Written By: Butler Hospital Foundation on February 1, 2022
As a young girl in 1950, Kathy Leonard suffered a spinal cord injury in a car accident that has kept her in a wheelchair most of her life. But it was not the physical injuries that she says “sowed the seeds” of her depression and eventual alcoholism, but the psychological scars caused by many years of isolation in and out of hospitals.
“By the time I was 14 years old, I had spent half of my life in hospitals,” recalls Kathy. “It was a difficult way to live. I grew up with a large piece of me always feeling unsafe, scared, and insecure.”
In addition to taking antidepressants, she turned to alcohol. “This is a common scenario that we see repeatedly in many of our patients,” says Alan Gordon, MD, chief of Butler Hospital’s Alcohol and Drug Treatment Service (ADTS), which has been providing dual diagnosis care to people for over 30 years. “Confronted with anxiety, stress, or depression, people will often turn to alcohol or drugs to try to alleviate these feelings.”
The trauma early in Kathy’s life, coupled with the subsequent health problems had placed Kathy at risk for developing a serious psychiatric disorder as an adult. Despite getting help for depression, her drinking gradually increased.

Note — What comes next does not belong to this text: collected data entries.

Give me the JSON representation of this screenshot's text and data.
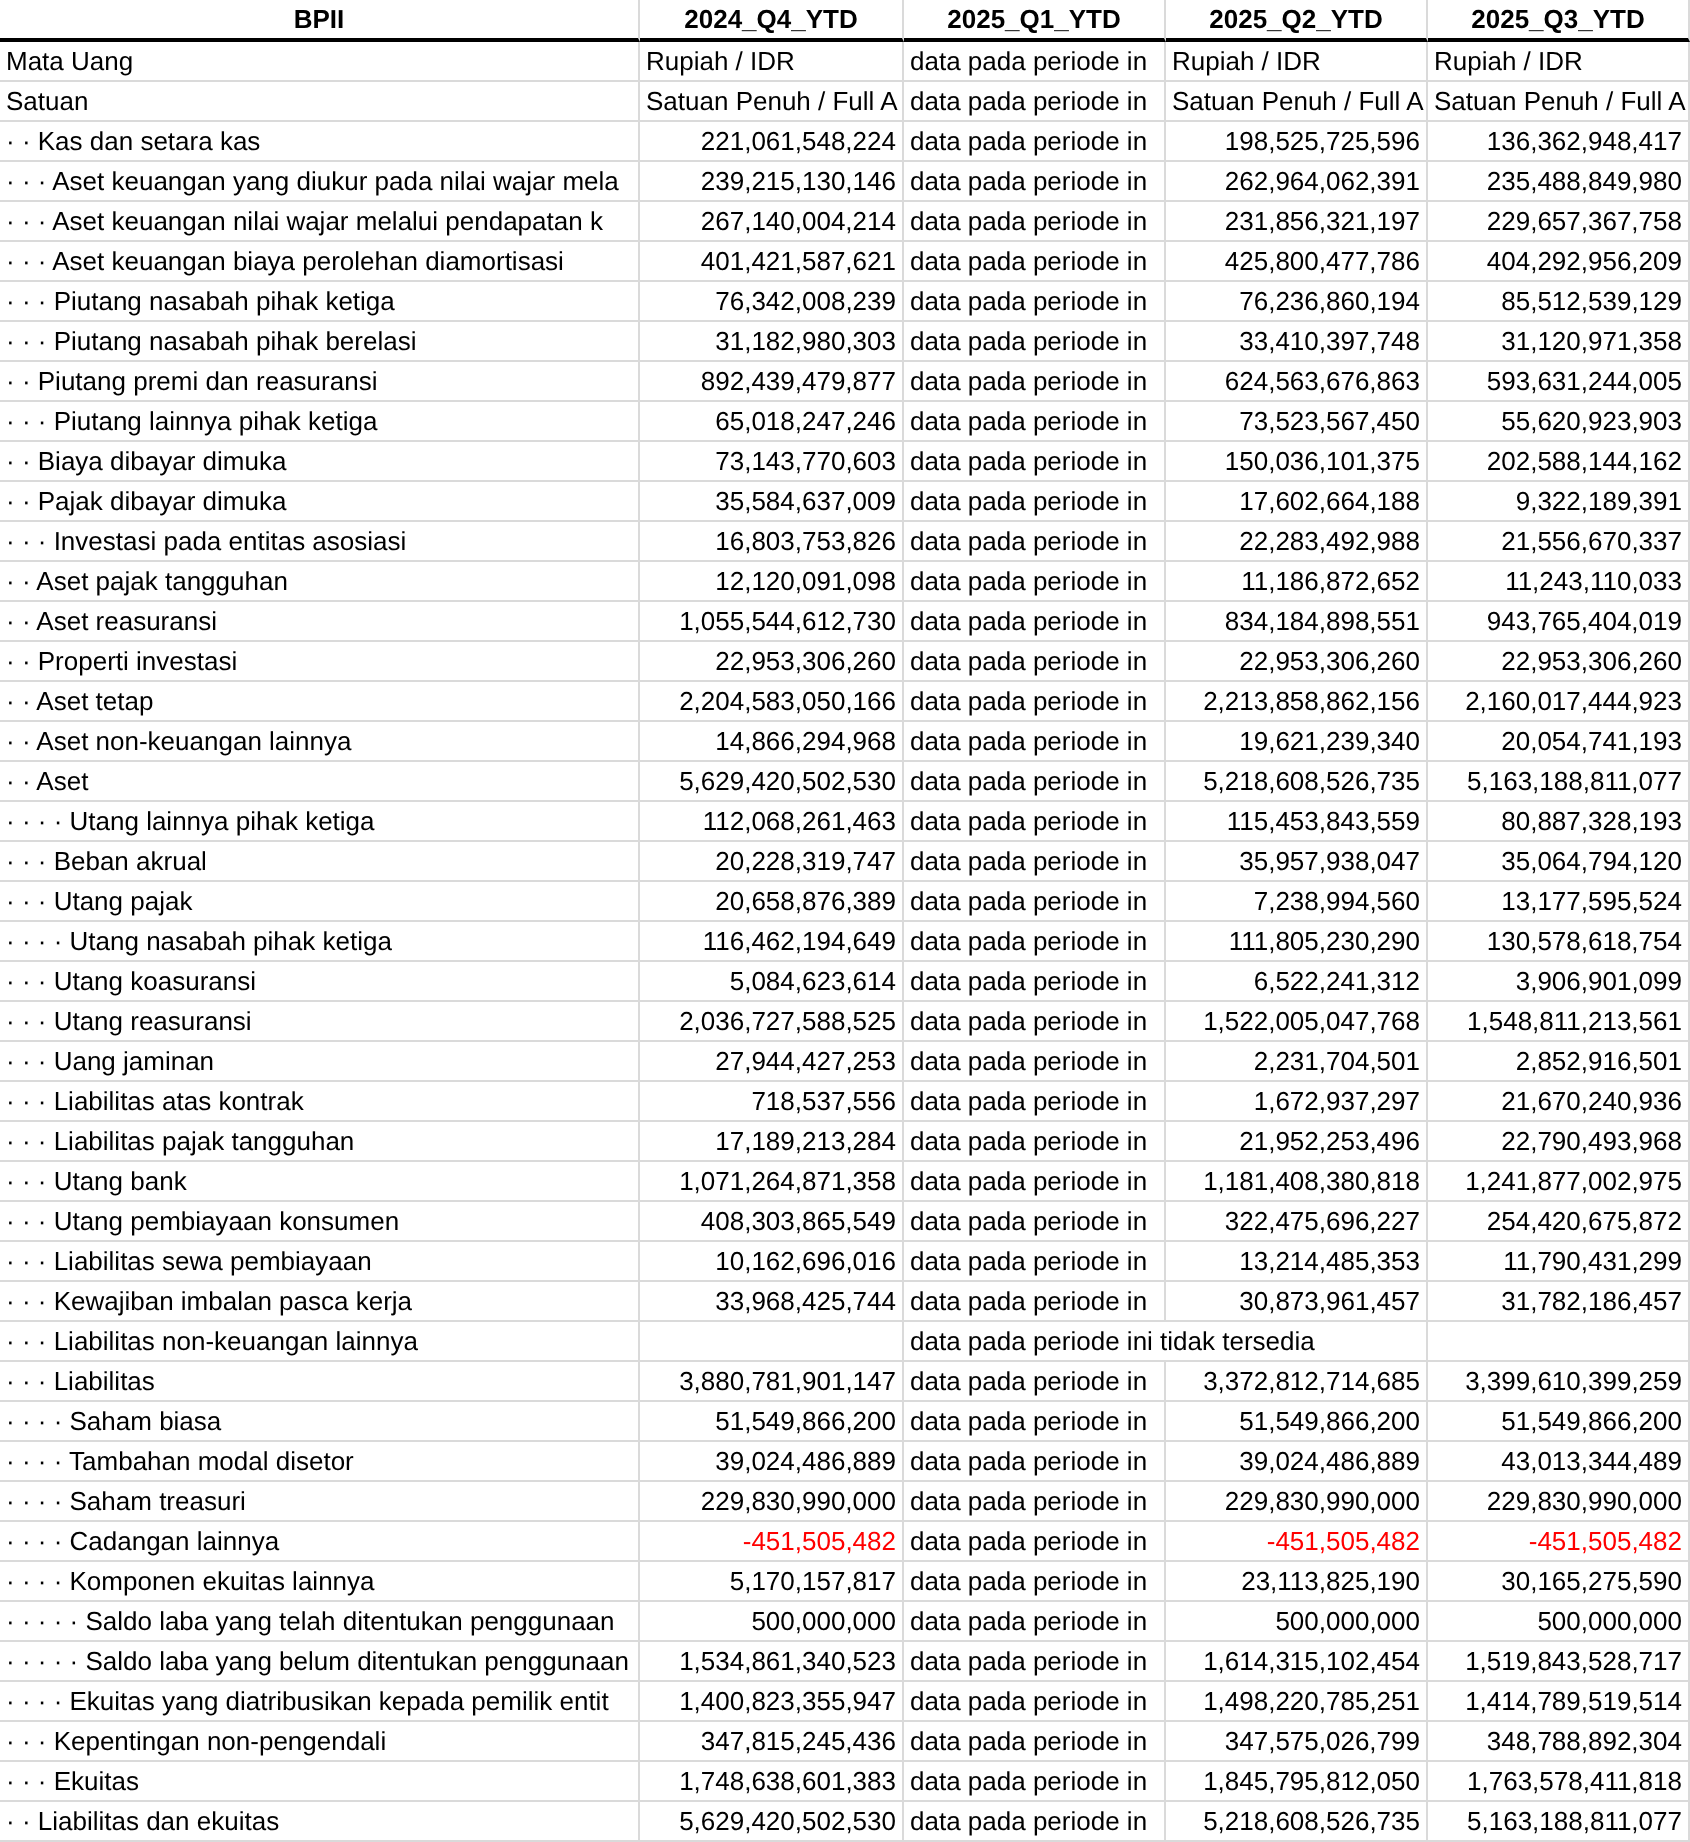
{
  "table": {
    "columns": [
      "BPII",
      "2024_Q4_YTD",
      "2025_Q1_YTD",
      "2025_Q2_YTD",
      "2025_Q3_YTD"
    ],
    "rows": [
      {
        "kind": "meta",
        "label": "Mata Uang",
        "values": [
          "Rupiah / IDR",
          "data pada periode in",
          "Rupiah / IDR",
          "Rupiah / IDR"
        ]
      },
      {
        "kind": "meta",
        "label": "Satuan",
        "values": [
          "Satuan Penuh / Full A",
          "data pada periode in",
          "Satuan Penuh / Full A",
          "Satuan Penuh / Full A"
        ]
      },
      {
        "kind": "data",
        "label": "· · Kas dan setara kas",
        "values": [
          "221,061,548,224",
          "data pada periode in",
          "198,525,725,596",
          "136,362,948,417"
        ]
      },
      {
        "kind": "data",
        "label": "· · · Aset keuangan yang diukur pada nilai wajar mela",
        "values": [
          "239,215,130,146",
          "data pada periode in",
          "262,964,062,391",
          "235,488,849,980"
        ]
      },
      {
        "kind": "data",
        "label": "· · · Aset keuangan nilai wajar melalui pendapatan k",
        "values": [
          "267,140,004,214",
          "data pada periode in",
          "231,856,321,197",
          "229,657,367,758"
        ]
      },
      {
        "kind": "data",
        "label": "· · · Aset keuangan biaya perolehan diamortisasi",
        "values": [
          "401,421,587,621",
          "data pada periode in",
          "425,800,477,786",
          "404,292,956,209"
        ]
      },
      {
        "kind": "data",
        "label": "· · · Piutang nasabah pihak ketiga",
        "values": [
          "76,342,008,239",
          "data pada periode in",
          "76,236,860,194",
          "85,512,539,129"
        ]
      },
      {
        "kind": "data",
        "label": "· · · Piutang nasabah pihak berelasi",
        "values": [
          "31,182,980,303",
          "data pada periode in",
          "33,410,397,748",
          "31,120,971,358"
        ]
      },
      {
        "kind": "data",
        "label": "· · Piutang premi dan reasuransi",
        "values": [
          "892,439,479,877",
          "data pada periode in",
          "624,563,676,863",
          "593,631,244,005"
        ]
      },
      {
        "kind": "data",
        "label": "· · · Piutang lainnya pihak ketiga",
        "values": [
          "65,018,247,246",
          "data pada periode in",
          "73,523,567,450",
          "55,620,923,903"
        ]
      },
      {
        "kind": "data",
        "label": "· · Biaya dibayar dimuka",
        "values": [
          "73,143,770,603",
          "data pada periode in",
          "150,036,101,375",
          "202,588,144,162"
        ]
      },
      {
        "kind": "data",
        "label": "· · Pajak dibayar dimuka",
        "values": [
          "35,584,637,009",
          "data pada periode in",
          "17,602,664,188",
          "9,322,189,391"
        ]
      },
      {
        "kind": "data",
        "label": "· · · Investasi pada entitas asosiasi",
        "values": [
          "16,803,753,826",
          "data pada periode in",
          "22,283,492,988",
          "21,556,670,337"
        ]
      },
      {
        "kind": "data",
        "label": "· · Aset pajak tangguhan",
        "values": [
          "12,120,091,098",
          "data pada periode in",
          "11,186,872,652",
          "11,243,110,033"
        ]
      },
      {
        "kind": "data",
        "label": "· · Aset reasuransi",
        "values": [
          "1,055,544,612,730",
          "data pada periode in",
          "834,184,898,551",
          "943,765,404,019"
        ]
      },
      {
        "kind": "data",
        "label": "· · Properti investasi",
        "values": [
          "22,953,306,260",
          "data pada periode in",
          "22,953,306,260",
          "22,953,306,260"
        ]
      },
      {
        "kind": "data",
        "label": "· · Aset tetap",
        "values": [
          "2,204,583,050,166",
          "data pada periode in",
          "2,213,858,862,156",
          "2,160,017,444,923"
        ]
      },
      {
        "kind": "data",
        "label": "· · Aset non-keuangan lainnya",
        "values": [
          "14,866,294,968",
          "data pada periode in",
          "19,621,239,340",
          "20,054,741,193"
        ]
      },
      {
        "kind": "data",
        "label": "· · Aset",
        "values": [
          "5,629,420,502,530",
          "data pada periode in",
          "5,218,608,526,735",
          "5,163,188,811,077"
        ]
      },
      {
        "kind": "data",
        "label": "· · · · Utang lainnya pihak ketiga",
        "values": [
          "112,068,261,463",
          "data pada periode in",
          "115,453,843,559",
          "80,887,328,193"
        ]
      },
      {
        "kind": "data",
        "label": "· · · Beban akrual",
        "values": [
          "20,228,319,747",
          "data pada periode in",
          "35,957,938,047",
          "35,064,794,120"
        ]
      },
      {
        "kind": "data",
        "label": "· · · Utang pajak",
        "values": [
          "20,658,876,389",
          "data pada periode in",
          "7,238,994,560",
          "13,177,595,524"
        ]
      },
      {
        "kind": "data",
        "label": "· · · · Utang nasabah pihak ketiga",
        "values": [
          "116,462,194,649",
          "data pada periode in",
          "111,805,230,290",
          "130,578,618,754"
        ]
      },
      {
        "kind": "data",
        "label": "· · · Utang koasuransi",
        "values": [
          "5,084,623,614",
          "data pada periode in",
          "6,522,241,312",
          "3,906,901,099"
        ]
      },
      {
        "kind": "data",
        "label": "· · · Utang reasuransi",
        "values": [
          "2,036,727,588,525",
          "data pada periode in",
          "1,522,005,047,768",
          "1,548,811,213,561"
        ]
      },
      {
        "kind": "data",
        "label": "· · · Uang jaminan",
        "values": [
          "27,944,427,253",
          "data pada periode in",
          "2,231,704,501",
          "2,852,916,501"
        ]
      },
      {
        "kind": "data",
        "label": "· · · Liabilitas atas kontrak",
        "values": [
          "718,537,556",
          "data pada periode in",
          "1,672,937,297",
          "21,670,240,936"
        ]
      },
      {
        "kind": "data",
        "label": "· · · Liabilitas pajak tangguhan",
        "values": [
          "17,189,213,284",
          "data pada periode in",
          "21,952,253,496",
          "22,790,493,968"
        ]
      },
      {
        "kind": "data",
        "label": "· · · Utang bank",
        "values": [
          "1,071,264,871,358",
          "data pada periode in",
          "1,181,408,380,818",
          "1,241,877,002,975"
        ]
      },
      {
        "kind": "data",
        "label": "· · · Utang pembiayaan konsumen",
        "values": [
          "408,303,865,549",
          "data pada periode in",
          "322,475,696,227",
          "254,420,675,872"
        ]
      },
      {
        "kind": "data",
        "label": "· · · Liabilitas sewa pembiayaan",
        "values": [
          "10,162,696,016",
          "data pada periode in",
          "13,214,485,353",
          "11,790,431,299"
        ]
      },
      {
        "kind": "data",
        "label": "· · · Kewajiban imbalan pasca kerja",
        "values": [
          "33,968,425,744",
          "data pada periode in",
          "30,873,961,457",
          "31,782,186,457"
        ]
      },
      {
        "kind": "unavailable",
        "label": "· · · Liabilitas non-keuangan lainnya",
        "note": "data pada periode ini tidak tersedia"
      },
      {
        "kind": "data",
        "label": "· · · Liabilitas",
        "values": [
          "3,880,781,901,147",
          "data pada periode in",
          "3,372,812,714,685",
          "3,399,610,399,259"
        ]
      },
      {
        "kind": "data",
        "label": "· · · · Saham biasa",
        "values": [
          "51,549,866,200",
          "data pada periode in",
          "51,549,866,200",
          "51,549,866,200"
        ]
      },
      {
        "kind": "data",
        "label": "· · · · Tambahan modal disetor",
        "values": [
          "39,024,486,889",
          "data pada periode in",
          "39,024,486,889",
          "43,013,344,489"
        ]
      },
      {
        "kind": "data",
        "label": "· · · · Saham treasuri",
        "values": [
          "229,830,990,000",
          "data pada periode in",
          "229,830,990,000",
          "229,830,990,000"
        ]
      },
      {
        "kind": "data",
        "label": "· · · · Cadangan lainnya",
        "values": [
          "-451,505,482",
          "data pada periode in",
          "-451,505,482",
          "-451,505,482"
        ],
        "negative": true
      },
      {
        "kind": "data",
        "label": "· · · · Komponen ekuitas lainnya",
        "values": [
          "5,170,157,817",
          "data pada periode in",
          "23,113,825,190",
          "30,165,275,590"
        ]
      },
      {
        "kind": "data",
        "label": "· · · · · Saldo laba yang telah ditentukan penggunaan",
        "values": [
          "500,000,000",
          "data pada periode in",
          "500,000,000",
          "500,000,000"
        ]
      },
      {
        "kind": "data",
        "label": "· · · · · Saldo laba yang belum ditentukan penggunaan",
        "values": [
          "1,534,861,340,523",
          "data pada periode in",
          "1,614,315,102,454",
          "1,519,843,528,717"
        ]
      },
      {
        "kind": "data",
        "label": "· · · · Ekuitas yang diatribusikan kepada pemilik entit",
        "values": [
          "1,400,823,355,947",
          "data pada periode in",
          "1,498,220,785,251",
          "1,414,789,519,514"
        ]
      },
      {
        "kind": "data",
        "label": "· · · Kepentingan non-pengendali",
        "values": [
          "347,815,245,436",
          "data pada periode in",
          "347,575,026,799",
          "348,788,892,304"
        ]
      },
      {
        "kind": "data",
        "label": "· · · Ekuitas",
        "values": [
          "1,748,638,601,383",
          "data pada periode in",
          "1,845,795,812,050",
          "1,763,578,411,818"
        ]
      },
      {
        "kind": "data",
        "label": "· · Liabilitas dan ekuitas",
        "values": [
          "5,629,420,502,530",
          "data pada periode in",
          "5,218,608,526,735",
          "5,163,188,811,077"
        ]
      }
    ]
  }
}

Following the death of her mother in 2003, Kathy’s addiction escalated to the point that she could not start the day without a drink. “I was in great emotional pain, and my drinking increased. At this point, I was never sober.”
Kathy had been successful in keeping her addiction from her husband but that changed on Valentine’s Day, 2006. “I had taken a pain pill and my antidepressant medication before we went out to dinner,” she remembers. “Then I had several gin and tonics and wine at dinner. I don’t remember the drive home, or anything after that. I had blacked out for the first time in my life. The next morning, my husband was very angry, and I was very depressed. I thought about what a failure I had been and that my husband really deserved better.”
Without any previous thoughts of taking her life, Kathy wrote her husband a note saying how sorry she was for disappointing him and then took some tranquilizers and beer. As she began drifting off, something inside of her caused her to realize that what she was doing was a mistake. She called her husband and told him what she had done and that she needed to get to the hospital.
Her alcohol addiction coupled with depression and anxiety had pushed her over the edge. Dr. Gordon says he has seen these dual diagnosis situations many times before. “There are very few persons who have reached the point of a serious problem with alcohol or another substance who are not struggling with psychiatric issues.”
Kathy’s care at Butler Hospital began with a detoxification process that lasted for about 48 hours. Once a long and physically painful ordeal, the process today is far less difficult with the use of medications that help people come off their dependence gradually.
Within two days of her admission, her treatment had progressed to include activities centered on relaxation and dealing with problems related to poor self-esteem. At the end of a week, Kathy was discharged to Butler’s Alcohol and Drug Partial Hospital Program (ADP), which allows patients to combine their life at home in the evening with hospital care during the day.
In the ADP Kathy continued to learn about the physical and psychological effects of alcohol, and was taught skills for dealing with situations that might cause her to start drinking again. She also participated in cognitive behavioral therapy, which includes a functional analysis group that, Kathy says, was most informative and taught her how to deal with her alcoholism as well as how to cope with life and its many challenges and complexities. Kathy also credits Carlos Gomez, one of the ADP team members, for, among many things, teaching her that she did not have to let fear control her life.
She credits much of her success to the “extraordinary” staff in the inpatient program and the ADP at Butler Hospital. She continues to meet at the hospital every Friday with others who are recovering from their addictions or dual diagnosis issues. “I’ve adopted the first line of the Alcoholics Anonymous serenity prayer as my personal words to live by — God grant me the serenity to accept the things I cannot change, the courage to change the things I can, and the wisdom to know the difference.”